Erreur de La Poste : comment un redressement fiscal de 335 000 euros a été annulé par la justice ?
Et si une simple erreur de la Poste pouvait bouleverser votre vie fiscale ? C’est exactement ce qui est arrivé à M. et Mme A... Dans leur affaire jugée par la cour administrative d’appel de Paris, le couple s’est retrouvé face à un redressement fiscal de 335 254 euros… sans même avoir eu connaissance à temps de la procédure engagée contre eux. En cause : un courrier recommandé de l’administration fiscale mal acheminé par la Poste, qui n’est jamais arrivé à destination. Résultat, le couple n’a pas pu répondre dans les délais, et la machine administrative s’est emballée.

Une notification de redressement fiscal qui n’arrive pas à destination
Car en décembre 2018, M. et Mme A., résidents parisiens, font face à une situation administrative inattendue. L’administration fiscale leur adresse le 17 décembre 2018 une proposition de redressement fiscal portant sur l’impôt sur le revenu et les prélèvements sociaux de l’année 2015, pour un montant total de 335 254 euros. Mais au lieu d’arriver dans leur boîte aux lettres, le courrier est retourné à l’expéditeur avec la mention « destinataire inconnu à l’adresse ».
Pourquoi ? Parce que M. et Mme A., bien qu’ayant leur résidence principale à Paris, avaient pris soin de demander à La Poste la réexpédition temporaire de leur courrier vers leur adresse en Israël pour la période du 5 décembre 2018 au 19 janvier 2019. La Poste, reconnaissant un dysfonctionnement dans l’exécution de ce contrat, n’a pas assuré la bonne transmission du pli.
L’administration fiscale revoit un courrier, la prescription tombe
L’administration fiscale tente alors un second envoi à l’adresse parisienne, pris en charge le 21 décembre 2018. Mais ce courrier n’est expédié vers Israël que le 31 décembre 2018, soit le dernier jour du délai de reprise de l’administration pour l’année 2015, qui expirait précisément ce 31 décembre 2018. Aucune preuve ne permet d’établir que le pli aurait été présenté ou avisé à Paris avant cette date, et selon le contrat de réexpédition, aucun courrier n’aurait dû être présenté à Paris pendant cette période.
Résultat : la notification de la proposition de redressement fiscal n’a pu être effectivement réalisée avant l’expiration du délai de prescription.
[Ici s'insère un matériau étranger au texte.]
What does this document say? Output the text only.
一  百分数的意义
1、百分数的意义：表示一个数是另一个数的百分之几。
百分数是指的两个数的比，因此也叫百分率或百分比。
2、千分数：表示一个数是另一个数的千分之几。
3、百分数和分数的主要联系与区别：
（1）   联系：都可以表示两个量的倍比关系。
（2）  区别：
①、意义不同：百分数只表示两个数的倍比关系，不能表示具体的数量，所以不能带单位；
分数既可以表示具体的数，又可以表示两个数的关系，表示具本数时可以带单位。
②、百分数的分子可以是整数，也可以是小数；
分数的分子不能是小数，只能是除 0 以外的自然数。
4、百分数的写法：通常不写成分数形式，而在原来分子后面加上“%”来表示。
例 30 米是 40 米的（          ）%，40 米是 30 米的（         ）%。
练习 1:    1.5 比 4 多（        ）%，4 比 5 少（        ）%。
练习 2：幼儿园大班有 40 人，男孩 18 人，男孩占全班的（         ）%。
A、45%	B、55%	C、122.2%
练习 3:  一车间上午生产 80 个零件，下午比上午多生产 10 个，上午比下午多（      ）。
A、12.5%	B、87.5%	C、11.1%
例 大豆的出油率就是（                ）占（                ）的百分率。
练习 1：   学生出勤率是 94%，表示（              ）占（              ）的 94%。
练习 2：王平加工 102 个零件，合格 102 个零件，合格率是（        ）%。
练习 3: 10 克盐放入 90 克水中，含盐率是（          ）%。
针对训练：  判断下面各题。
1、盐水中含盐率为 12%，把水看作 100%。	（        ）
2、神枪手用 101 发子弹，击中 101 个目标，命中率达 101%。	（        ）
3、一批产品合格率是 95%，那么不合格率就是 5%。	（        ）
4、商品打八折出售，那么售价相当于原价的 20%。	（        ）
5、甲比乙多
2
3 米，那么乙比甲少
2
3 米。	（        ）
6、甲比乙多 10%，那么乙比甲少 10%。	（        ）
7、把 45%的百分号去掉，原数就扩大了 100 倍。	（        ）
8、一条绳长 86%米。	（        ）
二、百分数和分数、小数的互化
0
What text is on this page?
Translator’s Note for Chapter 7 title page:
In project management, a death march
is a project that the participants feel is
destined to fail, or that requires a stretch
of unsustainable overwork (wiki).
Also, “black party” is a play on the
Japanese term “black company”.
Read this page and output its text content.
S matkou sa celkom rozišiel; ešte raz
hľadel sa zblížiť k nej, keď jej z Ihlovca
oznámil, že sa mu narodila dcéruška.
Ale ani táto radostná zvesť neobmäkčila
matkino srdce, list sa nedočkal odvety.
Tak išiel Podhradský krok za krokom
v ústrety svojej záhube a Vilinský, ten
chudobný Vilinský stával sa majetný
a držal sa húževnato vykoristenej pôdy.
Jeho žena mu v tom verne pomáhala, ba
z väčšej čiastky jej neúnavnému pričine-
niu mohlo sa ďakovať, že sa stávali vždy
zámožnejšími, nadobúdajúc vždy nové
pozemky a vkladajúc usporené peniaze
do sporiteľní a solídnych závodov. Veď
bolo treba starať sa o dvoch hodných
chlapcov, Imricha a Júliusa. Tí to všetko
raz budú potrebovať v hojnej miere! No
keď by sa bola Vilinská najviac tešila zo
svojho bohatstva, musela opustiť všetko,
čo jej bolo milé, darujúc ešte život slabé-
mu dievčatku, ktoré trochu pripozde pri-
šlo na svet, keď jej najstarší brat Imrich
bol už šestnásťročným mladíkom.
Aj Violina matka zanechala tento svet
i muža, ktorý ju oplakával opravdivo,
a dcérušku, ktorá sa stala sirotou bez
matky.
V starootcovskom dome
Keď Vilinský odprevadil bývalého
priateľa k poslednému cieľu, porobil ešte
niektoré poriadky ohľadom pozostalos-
Même si le courrier est finalement arrivé en Israël en janvier 2019, il était trop tard : la prescription était acquise.
La justice administrative donne raison aux contribuables
Après avoir été déboutés par le tribunal administratif de Paris le 3 janvier 2023, M. et Mme A. font appel devant la cour administrative d’appel de Paris. Ils soutiennent que, faute de notification régulière de la proposition de redressement fiscal avant le 31 décembre 2018, le délai de reprise n’a pas été interrompu et que les impositions supplémentaires sont donc prescrites.
La cour leur donne raison : elle constate que les époux avaient accompli toutes les démarches nécessaires pour que leur courrier soit réexpédié à leur adresse temporaire en Israël et que les dysfonctionnements de La Poste ne sauraient leur être opposés. En conséquence, la prescription était acquise au 31 décembre 2018, et l’administration ne pouvait plus légalement leur réclamer les sommes en litige.
Le 15 novembre 2024, la CAA de Paris a annulé le jugement de première instance et prononce la décharge totale des impositions supplémentaires et pénalités réclamées à M. et Mme A. pour 2015. L’État est même condamné à leur verser 500 euros au titre des frais de justice.